そのように考えると人類の歴史は、瞬きをするような間のことだ。私には関係ないが何千万年後に人類がまだ生存していて、巨大隕石が地球に衝突する可能性もないわけでない。

恐竜を滅ぼした小惑星は、直径10キロメートルとされている。今回のNASAの実験の小惑星はそれに比べればただの石ころだ。飛んでいった宇宙船も冷蔵庫サイズだ。実験としては、それで成功なのだろう。

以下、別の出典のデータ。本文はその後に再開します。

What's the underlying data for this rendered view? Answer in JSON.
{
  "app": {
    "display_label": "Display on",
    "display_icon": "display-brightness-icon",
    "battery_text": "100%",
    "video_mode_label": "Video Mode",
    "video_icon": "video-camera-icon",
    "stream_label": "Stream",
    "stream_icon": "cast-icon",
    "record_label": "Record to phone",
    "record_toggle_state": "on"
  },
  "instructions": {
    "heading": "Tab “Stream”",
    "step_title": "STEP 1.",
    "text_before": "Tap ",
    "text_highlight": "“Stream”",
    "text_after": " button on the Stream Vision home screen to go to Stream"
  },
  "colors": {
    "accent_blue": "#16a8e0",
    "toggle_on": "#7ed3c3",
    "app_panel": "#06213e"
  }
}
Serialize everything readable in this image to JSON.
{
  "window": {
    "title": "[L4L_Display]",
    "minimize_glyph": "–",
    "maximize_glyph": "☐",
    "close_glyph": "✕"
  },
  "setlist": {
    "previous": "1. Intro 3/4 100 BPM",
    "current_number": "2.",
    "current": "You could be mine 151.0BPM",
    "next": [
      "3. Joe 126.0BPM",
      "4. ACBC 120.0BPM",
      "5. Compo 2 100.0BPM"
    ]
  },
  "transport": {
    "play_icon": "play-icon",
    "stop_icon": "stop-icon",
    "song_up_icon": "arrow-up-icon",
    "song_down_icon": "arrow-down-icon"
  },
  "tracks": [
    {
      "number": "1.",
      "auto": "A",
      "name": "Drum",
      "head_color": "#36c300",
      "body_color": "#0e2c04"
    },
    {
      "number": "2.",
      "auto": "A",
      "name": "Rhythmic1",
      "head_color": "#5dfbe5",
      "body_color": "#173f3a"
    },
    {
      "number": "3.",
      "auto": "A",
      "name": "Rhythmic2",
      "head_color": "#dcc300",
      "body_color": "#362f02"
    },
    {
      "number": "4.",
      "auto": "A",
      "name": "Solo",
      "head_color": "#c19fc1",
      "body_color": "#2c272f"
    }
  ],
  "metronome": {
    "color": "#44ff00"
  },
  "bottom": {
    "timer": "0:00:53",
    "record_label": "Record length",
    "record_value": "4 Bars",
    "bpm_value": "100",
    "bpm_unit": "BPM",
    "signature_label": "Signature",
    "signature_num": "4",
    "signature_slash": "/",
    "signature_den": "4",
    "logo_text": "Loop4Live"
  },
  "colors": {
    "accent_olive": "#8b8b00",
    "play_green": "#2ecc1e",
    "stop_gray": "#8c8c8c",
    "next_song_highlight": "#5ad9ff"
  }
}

実際に10キロメートルの直径の小惑星が飛来した場合に、それの軌道を変えるための大きさの宇宙船を開発するのは、単純に力学の問題なので、頭の良い人がそれを計算してそれに対応するのだろう。軌道変更に対応できる大きさの宇宙船と爆弾などのインパクトを加えるものを搭載するのは単純に計算の問題だ。

今のところ地球に衝突する可能性のある小惑星が観測されていないと言うことなので、多分そのような事態が発生するのは、今から何百万年も何千万年も先のことだろう。杞憂と言う言葉があるが、心配するほどのことでもない。それでも、巨大隕石の衝突に対応しているNASAが偉いのか、それとも杞憂がすぎるのか。どちらにせよ、アメリカ人の税金で賄われている。